At a company meeting Wednesday, CEO Meg Whitman said even though WebOS’s development will take a few years, “the industry really needs another operating system,” believing HP’s platform will attract top developers.

Apple’s iOS and Google’s Android operating systems dominate the app market, but iOS is a closed platform, and Google’s acquisition of Motorola Mobility, approved by the Department of Justice this week, is leading to speculation that Android could soon become essentially closed as well.

“I think that Android may end up as a closed system because of [Google's] relationship with Motorola,” said Whitman, who has also criticized Android’s fragmentation in the past.

Whitman’s remarks angle WebOS as a true alternative for up-and-coming developers who want an open-source platform, meaning a major new competitor for Apple and Google.

HP had high hopes for WebOS when it purchased the software’s maker Palm in 2010, but the platform couldn’t propel the ill-fated TouchPad tablet to success, and the device and its OS were soon pulled from shelves altogether despite the platform’s good reviews.

Amid inner management turmoil, HP hired Whitman as its new in September of 2011, and announced in December the company would offer WebOS as an open platform, placing the responsibility for the success of the platform squarely on Whitman’s shoulders.

There’s a lot of pressure on WebOS, but it stands a solid chance of succeeding if developers find it easy and lucrative to create apps for, and still keep up high security standards.
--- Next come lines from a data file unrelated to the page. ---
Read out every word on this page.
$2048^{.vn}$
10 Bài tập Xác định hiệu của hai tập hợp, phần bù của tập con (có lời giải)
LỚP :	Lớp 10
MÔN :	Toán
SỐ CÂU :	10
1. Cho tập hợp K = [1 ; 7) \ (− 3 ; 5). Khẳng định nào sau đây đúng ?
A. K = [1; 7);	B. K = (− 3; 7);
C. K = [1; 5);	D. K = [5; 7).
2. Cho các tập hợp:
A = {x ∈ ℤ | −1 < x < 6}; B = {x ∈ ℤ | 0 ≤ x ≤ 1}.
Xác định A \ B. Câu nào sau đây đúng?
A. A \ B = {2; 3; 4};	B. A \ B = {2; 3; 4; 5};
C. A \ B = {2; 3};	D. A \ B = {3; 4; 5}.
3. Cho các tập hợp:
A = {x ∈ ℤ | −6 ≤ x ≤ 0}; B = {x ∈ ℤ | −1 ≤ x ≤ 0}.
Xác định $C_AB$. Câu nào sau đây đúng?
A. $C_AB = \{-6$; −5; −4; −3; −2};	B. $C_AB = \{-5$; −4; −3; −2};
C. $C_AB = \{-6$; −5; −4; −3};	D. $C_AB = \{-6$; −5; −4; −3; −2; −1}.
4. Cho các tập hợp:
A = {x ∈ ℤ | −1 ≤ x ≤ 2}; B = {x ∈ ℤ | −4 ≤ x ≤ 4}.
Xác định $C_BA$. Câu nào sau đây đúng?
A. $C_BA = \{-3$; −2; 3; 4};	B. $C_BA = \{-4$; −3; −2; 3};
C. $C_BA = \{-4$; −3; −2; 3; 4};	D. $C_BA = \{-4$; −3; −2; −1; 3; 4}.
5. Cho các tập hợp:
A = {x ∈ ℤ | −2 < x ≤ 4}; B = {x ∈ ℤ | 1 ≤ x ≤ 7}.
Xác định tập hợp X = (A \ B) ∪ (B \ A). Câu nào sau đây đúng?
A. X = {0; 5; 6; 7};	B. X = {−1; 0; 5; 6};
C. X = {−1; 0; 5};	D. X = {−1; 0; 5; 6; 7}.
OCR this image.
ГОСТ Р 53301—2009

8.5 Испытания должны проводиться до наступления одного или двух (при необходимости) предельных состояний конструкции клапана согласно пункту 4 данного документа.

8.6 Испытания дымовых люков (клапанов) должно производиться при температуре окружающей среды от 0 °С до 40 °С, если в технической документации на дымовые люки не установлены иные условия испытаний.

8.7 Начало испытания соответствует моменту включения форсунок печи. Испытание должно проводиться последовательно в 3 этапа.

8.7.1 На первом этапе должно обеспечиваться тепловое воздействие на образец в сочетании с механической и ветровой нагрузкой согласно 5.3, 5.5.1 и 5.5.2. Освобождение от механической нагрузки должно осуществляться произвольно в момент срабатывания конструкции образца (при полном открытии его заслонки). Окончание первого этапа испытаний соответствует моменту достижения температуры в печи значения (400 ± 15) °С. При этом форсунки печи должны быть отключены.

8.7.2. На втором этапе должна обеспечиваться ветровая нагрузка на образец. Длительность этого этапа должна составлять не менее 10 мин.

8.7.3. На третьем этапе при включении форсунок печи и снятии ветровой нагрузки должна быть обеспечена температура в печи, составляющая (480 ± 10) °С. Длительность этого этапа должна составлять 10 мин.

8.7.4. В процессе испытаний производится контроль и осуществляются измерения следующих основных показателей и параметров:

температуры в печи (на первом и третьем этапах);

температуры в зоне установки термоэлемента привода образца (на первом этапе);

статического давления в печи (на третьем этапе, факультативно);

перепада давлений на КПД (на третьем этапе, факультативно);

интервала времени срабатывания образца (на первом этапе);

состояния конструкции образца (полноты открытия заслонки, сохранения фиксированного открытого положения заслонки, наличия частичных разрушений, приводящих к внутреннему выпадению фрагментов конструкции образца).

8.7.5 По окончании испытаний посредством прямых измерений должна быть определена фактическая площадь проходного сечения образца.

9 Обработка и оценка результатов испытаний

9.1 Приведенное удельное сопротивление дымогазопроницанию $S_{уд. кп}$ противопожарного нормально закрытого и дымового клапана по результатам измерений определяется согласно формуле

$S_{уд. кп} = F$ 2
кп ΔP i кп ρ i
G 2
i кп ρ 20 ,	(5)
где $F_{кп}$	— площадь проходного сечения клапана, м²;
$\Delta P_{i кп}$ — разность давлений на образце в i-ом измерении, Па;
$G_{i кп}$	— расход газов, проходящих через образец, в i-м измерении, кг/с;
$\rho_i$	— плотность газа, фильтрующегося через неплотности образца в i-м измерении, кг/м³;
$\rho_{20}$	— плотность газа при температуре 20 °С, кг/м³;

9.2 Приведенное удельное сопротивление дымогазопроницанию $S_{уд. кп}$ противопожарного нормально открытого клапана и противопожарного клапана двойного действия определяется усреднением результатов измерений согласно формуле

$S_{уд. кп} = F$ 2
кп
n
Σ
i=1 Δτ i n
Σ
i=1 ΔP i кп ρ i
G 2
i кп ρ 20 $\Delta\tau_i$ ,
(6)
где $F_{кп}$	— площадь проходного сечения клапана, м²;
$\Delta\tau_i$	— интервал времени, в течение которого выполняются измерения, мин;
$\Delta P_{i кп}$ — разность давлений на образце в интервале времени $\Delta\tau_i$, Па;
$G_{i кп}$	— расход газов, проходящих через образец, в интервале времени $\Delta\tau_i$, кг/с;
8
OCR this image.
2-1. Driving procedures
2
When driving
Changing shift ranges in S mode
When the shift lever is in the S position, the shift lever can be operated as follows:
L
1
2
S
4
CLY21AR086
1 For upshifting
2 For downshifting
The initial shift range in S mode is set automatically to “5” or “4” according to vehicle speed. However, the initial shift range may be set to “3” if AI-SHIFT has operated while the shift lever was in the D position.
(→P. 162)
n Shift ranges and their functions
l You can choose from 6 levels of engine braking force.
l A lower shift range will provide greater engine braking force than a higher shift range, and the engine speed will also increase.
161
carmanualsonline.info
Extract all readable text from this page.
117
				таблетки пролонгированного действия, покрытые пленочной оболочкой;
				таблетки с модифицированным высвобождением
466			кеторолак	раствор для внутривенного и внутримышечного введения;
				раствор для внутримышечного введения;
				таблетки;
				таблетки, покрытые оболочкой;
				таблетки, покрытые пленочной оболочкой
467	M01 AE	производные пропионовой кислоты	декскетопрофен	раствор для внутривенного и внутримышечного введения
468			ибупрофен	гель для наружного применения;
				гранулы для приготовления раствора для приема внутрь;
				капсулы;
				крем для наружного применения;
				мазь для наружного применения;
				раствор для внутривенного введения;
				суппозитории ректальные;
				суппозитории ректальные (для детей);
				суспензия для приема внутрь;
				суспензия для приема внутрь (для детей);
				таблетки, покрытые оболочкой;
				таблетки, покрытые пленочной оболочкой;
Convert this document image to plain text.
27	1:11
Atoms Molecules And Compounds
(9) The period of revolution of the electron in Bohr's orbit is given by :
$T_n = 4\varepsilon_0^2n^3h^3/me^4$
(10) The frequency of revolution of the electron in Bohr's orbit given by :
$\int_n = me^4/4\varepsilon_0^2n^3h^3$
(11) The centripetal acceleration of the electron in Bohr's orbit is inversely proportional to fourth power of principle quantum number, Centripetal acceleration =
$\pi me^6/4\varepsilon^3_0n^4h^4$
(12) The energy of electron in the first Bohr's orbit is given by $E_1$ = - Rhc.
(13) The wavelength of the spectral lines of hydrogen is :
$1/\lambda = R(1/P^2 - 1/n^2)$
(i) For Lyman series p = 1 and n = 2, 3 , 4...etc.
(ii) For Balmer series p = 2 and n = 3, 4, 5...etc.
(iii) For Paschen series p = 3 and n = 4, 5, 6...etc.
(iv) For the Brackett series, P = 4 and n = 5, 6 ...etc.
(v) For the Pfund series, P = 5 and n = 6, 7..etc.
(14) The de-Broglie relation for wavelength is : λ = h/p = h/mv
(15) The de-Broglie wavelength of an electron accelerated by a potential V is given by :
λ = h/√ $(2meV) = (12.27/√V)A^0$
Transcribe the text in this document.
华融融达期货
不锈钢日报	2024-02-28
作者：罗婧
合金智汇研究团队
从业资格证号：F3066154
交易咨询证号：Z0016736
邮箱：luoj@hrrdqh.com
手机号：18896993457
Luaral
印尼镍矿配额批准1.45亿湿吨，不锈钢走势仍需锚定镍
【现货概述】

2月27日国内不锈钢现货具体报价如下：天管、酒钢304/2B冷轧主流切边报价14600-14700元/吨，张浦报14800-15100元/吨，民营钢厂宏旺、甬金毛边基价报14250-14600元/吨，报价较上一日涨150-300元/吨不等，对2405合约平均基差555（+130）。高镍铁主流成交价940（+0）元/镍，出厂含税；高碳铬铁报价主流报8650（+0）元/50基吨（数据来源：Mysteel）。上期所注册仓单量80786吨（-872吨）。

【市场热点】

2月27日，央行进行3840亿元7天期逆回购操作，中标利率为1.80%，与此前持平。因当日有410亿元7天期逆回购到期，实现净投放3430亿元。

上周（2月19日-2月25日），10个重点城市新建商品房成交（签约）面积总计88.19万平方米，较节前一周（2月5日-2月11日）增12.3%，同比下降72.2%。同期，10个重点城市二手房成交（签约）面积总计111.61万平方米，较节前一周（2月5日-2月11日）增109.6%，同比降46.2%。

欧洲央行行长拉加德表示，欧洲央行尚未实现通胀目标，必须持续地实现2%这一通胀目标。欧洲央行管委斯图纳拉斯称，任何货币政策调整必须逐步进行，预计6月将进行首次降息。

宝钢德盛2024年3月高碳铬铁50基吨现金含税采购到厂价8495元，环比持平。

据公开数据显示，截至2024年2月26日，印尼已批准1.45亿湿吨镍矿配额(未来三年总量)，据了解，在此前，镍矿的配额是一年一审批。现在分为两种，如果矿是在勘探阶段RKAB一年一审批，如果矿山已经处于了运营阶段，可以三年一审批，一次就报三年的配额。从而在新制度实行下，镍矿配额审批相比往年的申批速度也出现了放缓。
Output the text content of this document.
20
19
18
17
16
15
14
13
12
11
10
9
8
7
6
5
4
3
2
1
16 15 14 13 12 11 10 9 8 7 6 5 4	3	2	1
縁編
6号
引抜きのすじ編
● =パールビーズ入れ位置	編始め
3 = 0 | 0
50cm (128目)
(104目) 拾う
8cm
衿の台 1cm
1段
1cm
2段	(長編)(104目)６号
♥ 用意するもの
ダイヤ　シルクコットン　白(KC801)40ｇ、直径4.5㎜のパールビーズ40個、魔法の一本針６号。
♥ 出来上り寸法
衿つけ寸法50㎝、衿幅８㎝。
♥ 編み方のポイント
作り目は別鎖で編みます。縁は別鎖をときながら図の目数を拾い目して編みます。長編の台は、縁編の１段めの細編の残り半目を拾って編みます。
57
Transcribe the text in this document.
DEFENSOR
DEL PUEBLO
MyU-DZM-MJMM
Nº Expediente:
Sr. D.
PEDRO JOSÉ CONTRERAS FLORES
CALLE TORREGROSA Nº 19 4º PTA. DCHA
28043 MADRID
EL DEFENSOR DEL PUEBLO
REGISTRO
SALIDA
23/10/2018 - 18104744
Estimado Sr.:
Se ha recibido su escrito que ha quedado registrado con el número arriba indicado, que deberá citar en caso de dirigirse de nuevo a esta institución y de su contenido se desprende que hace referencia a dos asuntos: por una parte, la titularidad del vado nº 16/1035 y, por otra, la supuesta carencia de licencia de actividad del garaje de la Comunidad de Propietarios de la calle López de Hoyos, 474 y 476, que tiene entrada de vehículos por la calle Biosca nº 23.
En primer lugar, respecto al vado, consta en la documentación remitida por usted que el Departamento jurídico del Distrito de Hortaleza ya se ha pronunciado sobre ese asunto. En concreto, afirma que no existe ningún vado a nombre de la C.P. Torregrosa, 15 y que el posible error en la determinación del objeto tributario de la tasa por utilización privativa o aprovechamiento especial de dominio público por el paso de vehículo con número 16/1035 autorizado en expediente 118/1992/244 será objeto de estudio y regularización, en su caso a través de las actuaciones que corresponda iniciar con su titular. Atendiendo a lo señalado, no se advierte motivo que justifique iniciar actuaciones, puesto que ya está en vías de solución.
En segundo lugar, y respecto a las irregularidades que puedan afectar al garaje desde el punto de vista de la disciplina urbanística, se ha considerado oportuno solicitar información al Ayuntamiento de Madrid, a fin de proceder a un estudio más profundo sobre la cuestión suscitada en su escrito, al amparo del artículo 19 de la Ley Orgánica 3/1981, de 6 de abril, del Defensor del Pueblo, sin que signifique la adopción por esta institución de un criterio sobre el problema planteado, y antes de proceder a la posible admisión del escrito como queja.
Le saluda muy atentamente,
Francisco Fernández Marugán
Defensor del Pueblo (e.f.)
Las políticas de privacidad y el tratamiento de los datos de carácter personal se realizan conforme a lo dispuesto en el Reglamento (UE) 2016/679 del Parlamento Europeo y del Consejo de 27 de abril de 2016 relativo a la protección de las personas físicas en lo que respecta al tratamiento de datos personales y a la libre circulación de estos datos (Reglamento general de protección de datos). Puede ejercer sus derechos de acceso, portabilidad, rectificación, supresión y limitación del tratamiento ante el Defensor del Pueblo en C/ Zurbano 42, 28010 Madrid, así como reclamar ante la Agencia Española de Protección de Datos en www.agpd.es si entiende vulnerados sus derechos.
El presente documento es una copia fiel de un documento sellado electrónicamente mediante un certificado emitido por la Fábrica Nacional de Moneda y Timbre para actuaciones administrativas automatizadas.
Android faces scrutiny over its privacy practices and repeated malware attacks, and consumers might flock to another open-source OS that’s safer.

Further, Google bolstered its legal protections for Android with Motorola’s sizable portfolio of technology patents, but the $12.5 billion acquisition could give Motorola a major advantage over other phone makers, despite Google’s reassurances to the contrary.

Rival manufacturers like Samsung and HTC might gravitate toward another open-source OS that doesn’t seem to give preference to one of their competitors, another hopeful sign for WebOS.

Beyond Android, however, WebOS must contend with other platforms aiming to gain ground with consumers and developers. Windows Phone will likely gain in share this year through its boost through a revitalized Nokia. Developers looking to reach a growing audience with their apps could look closer at Microsoft’s offering, making it paramount that WebOS make inroads with developers quickly.

The company is rolling out revisions to WebOS slowly as it transitions the platform to an open-source resource, but with more Android phones being released and Windows gaining steam, the audience for it could be shrinking.

With Whitman at the helm, HP is standing behind its decision to retain and develop WebOS, and while the move is risky, the payoff could be big, making HP a serious contender once again.